BJGP Open. 2020 May 1;4(1). doi: 10.3399/bjgpopen20X101016. Print 2020.
GPs prescribe multiple long-term treatments to their patients. For shared clinical decision-making, understanding of the absolute benefits and harms of individual treatments is needed. International evidence shows that doctors' knowledge of treatment effects is poor but, to the authors knowledge, this has not been researched among GPs in the UK.
To measure the level and range of the quantitative understanding of the benefits and harms of treatments for common long-term conditions (LTCs) among GPs.
DESIGN & SETTING: An online cross-sectional survey was distributed to GPs in the UK.
Participants were asked to estimate the percentage absolute risk reduction or increase conferred by 13 interventions across 10 LTCs on 17 important outcomes. Responses were collated and presented in a novel graphic format to allow detailed visualisation of the findings. Descriptive statistical analysis was performed.
A total of 443 responders were included in the analysis. Most demonstrated poor (and in some cases very poor) knowledge of the absolute benefits and harms of treatments. Overall, an average of 10.9% of responses were correct allowing for ±1% margin in absolute risk estimates and 23.3% allowing a ±3% margin. Eighty-seven point seven per cent of responses overestimated and 8.9% of responses underestimated treatment effects. There was no tendency to differentially overestimate benefits and underestimate harms. Sixty-four point eight per cent of GPs self-reported 'low' to 'very low' confidence in their knowledge.
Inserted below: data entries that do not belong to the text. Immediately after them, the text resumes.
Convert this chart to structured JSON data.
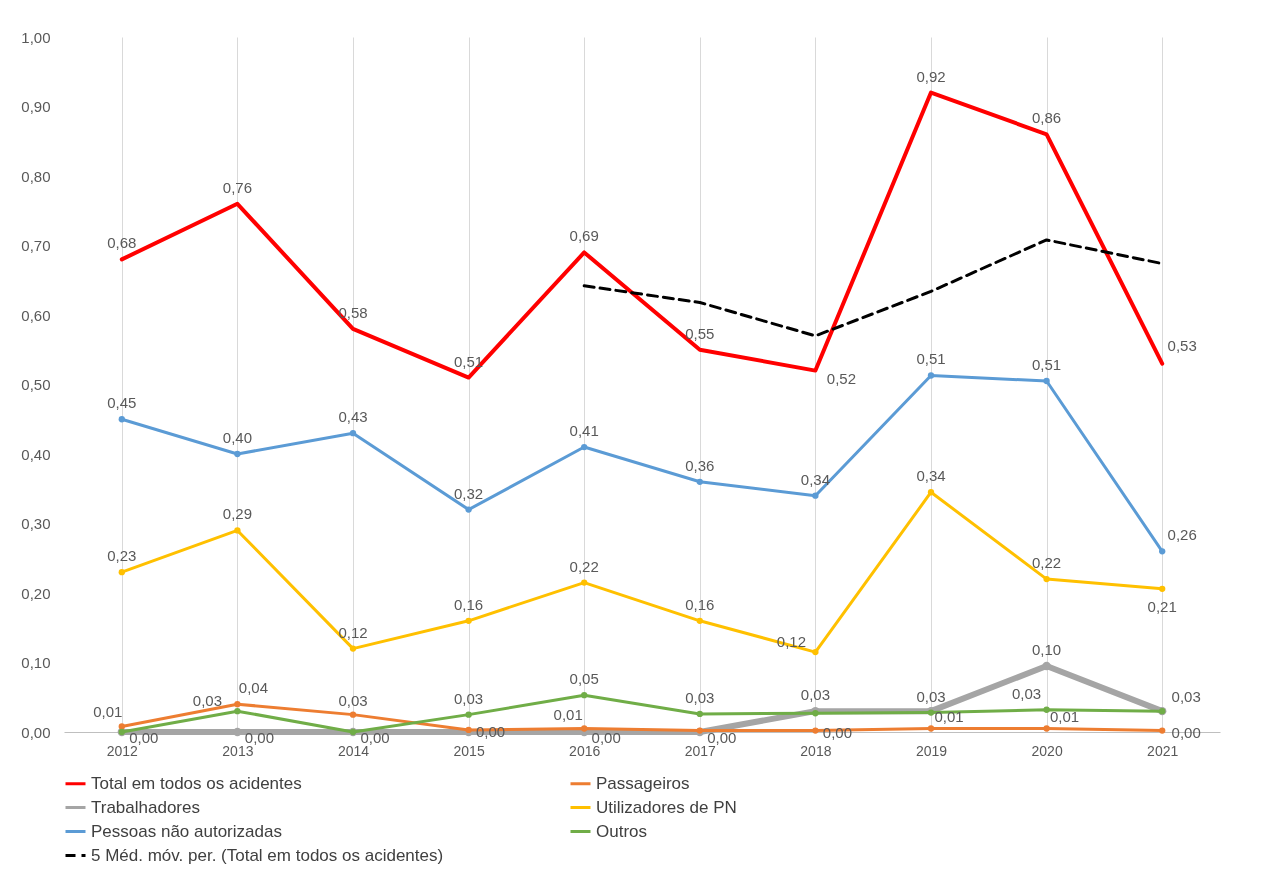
{
  "chart_data": {
    "type": "line",
    "categories": [
      "2012",
      "2013",
      "2014",
      "2015",
      "2016",
      "2017",
      "2018",
      "2019",
      "2020",
      "2021"
    ],
    "ylim": [
      0,
      1
    ],
    "yticks": [
      {
        "value": 0,
        "label": "0,00"
      },
      {
        "value": 0.1,
        "label": "0,10"
      },
      {
        "value": 0.2,
        "label": "0,20"
      },
      {
        "value": 0.3,
        "label": "0,30"
      },
      {
        "value": 0.4,
        "label": "0,40"
      },
      {
        "value": 0.5,
        "label": "0,50"
      },
      {
        "value": 0.6,
        "label": "0,60"
      },
      {
        "value": 0.7,
        "label": "0,70"
      },
      {
        "value": 0.8,
        "label": "0,80"
      },
      {
        "value": 0.9,
        "label": "0,90"
      },
      {
        "value": 1,
        "label": "1,00"
      }
    ],
    "grid": "x",
    "legend": "bottom",
    "marker": "circle",
    "series": [
      {
        "name": "Total em todos os acidentes",
        "color": "#ff0000",
        "marker": "none",
        "values": [
          0.68,
          0.76,
          0.58,
          0.51,
          0.69,
          0.55,
          0.52,
          0.92,
          0.86,
          0.53
        ],
        "value_labels": [
          "0,68",
          "0,76",
          "0,58",
          "0,51",
          "0,69",
          "0,55",
          "0,52",
          "0,92",
          "0,86",
          "0,53"
        ]
      },
      {
        "name": "Passageiros",
        "color": "#ed7d31",
        "values": [
          0.008,
          0.04,
          0.025,
          0.003,
          0.005,
          0.002,
          0.002,
          0.005,
          0.005,
          0.002
        ],
        "value_labels": [
          "0,01",
          "0,04",
          "0,03",
          "0,00",
          "0,01",
          null,
          "0,00",
          "0,01",
          "0,01",
          "0,00"
        ]
      },
      {
        "name": "Trabalhadores",
        "color": "#a5a5a5",
        "values": [
          0,
          0,
          0,
          0,
          0,
          0,
          0.03,
          0.03,
          0.095,
          0.03
        ],
        "value_labels": [
          "0,00",
          "0,00",
          null,
          null,
          "0,00",
          "0,00",
          "0,03",
          null,
          "0,10",
          "0,03"
        ]
      },
      {
        "name": "Utilizadores de PN",
        "color": "#ffc000",
        "values": [
          0.23,
          0.29,
          0.12,
          0.16,
          0.215,
          0.16,
          0.115,
          0.345,
          0.22,
          0.206
        ],
        "value_labels": [
          "0,23",
          "0,29",
          "0,12",
          "0,16",
          "0,22",
          "0,16",
          "0,12",
          "0,34",
          "0,22",
          "0,21"
        ]
      },
      {
        "name": "Pessoas não autorizadas",
        "color": "#5b9bd5",
        "values": [
          0.45,
          0.4,
          0.43,
          0.32,
          0.41,
          0.36,
          0.34,
          0.513,
          0.505,
          0.26
        ],
        "value_labels": [
          "0,45",
          "0,40",
          "0,43",
          "0,32",
          "0,41",
          "0,36",
          "0,34",
          "0,51",
          "0,51",
          "0,26"
        ]
      },
      {
        "name": "Outros",
        "color": "#70ad47",
        "values": [
          0,
          0.03,
          0,
          0.025,
          0.053,
          0.026,
          0.027,
          0.028,
          0.032,
          0.03
        ],
        "value_labels": [
          null,
          "0,03",
          "0,00",
          "0,03",
          "0,05",
          "0,03",
          null,
          "0,03",
          "0,03",
          null
        ]
      },
      {
        "name": "5 Méd. móv. per. (Total em todos os acidentes)",
        "color": "#000000",
        "marker": "none",
        "line_style": "dashed",
        "values": [
          null,
          null,
          null,
          null,
          0.642,
          0.618,
          0.57,
          0.634,
          0.708,
          0.674
        ]
      }
    ]
  }
}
GPs' knowledge of the absolute benefits and harms of treatments is poor, with inaccuracies of a magnitude likely to meaningfully affect clinical decision-making and impede conversations with patients regarding treatment choices.
全科医生会为患者开出多种长期治疗方案。为了进行共同的临床决策,需要了解个体治疗的绝对益处和危害。国际证据表明,医生对治疗效果的了解程度较低,但据作者所知,在英国的全科医生中尚未对此进行研究。
测量全科医生对常见长期病症(LTCs)治疗的益处和危害的定量理解水平和范围。
对英国的全科医生进行了一项在线横断面调查。
要求参与者估计10种长期病症的13种干预措施对17项重要结局所带来的绝对风险降低或增加的百分比。对回答进行整理,并以一种新颖的图形格式呈现结果,以便对研究结果进行详细的可视化展示。进行描述性统计分析。
共有443名应答者纳入分析。大多数人对治疗的绝对益处和危害了解不足(在某些情况下非常不足)。总体而言,在绝对风险估计允许±1%误差范围时,平均只有10.9%的回答正确;允许±3%误差范围时,这一比例为23.3%。87.7%的回答高估了治疗效果;8.9%的回答低估了治疗效果。不存在对益处高估而对危害低估的差异倾向。64.8%的全科医生自我报告对自己的知识“低”到“非常低”的信心。
全科医生对治疗的绝对益处和危害了解不足,这种不准确程度可能会对临床决策产生重大影响,并阻碍与患者就治疗选择进行沟通。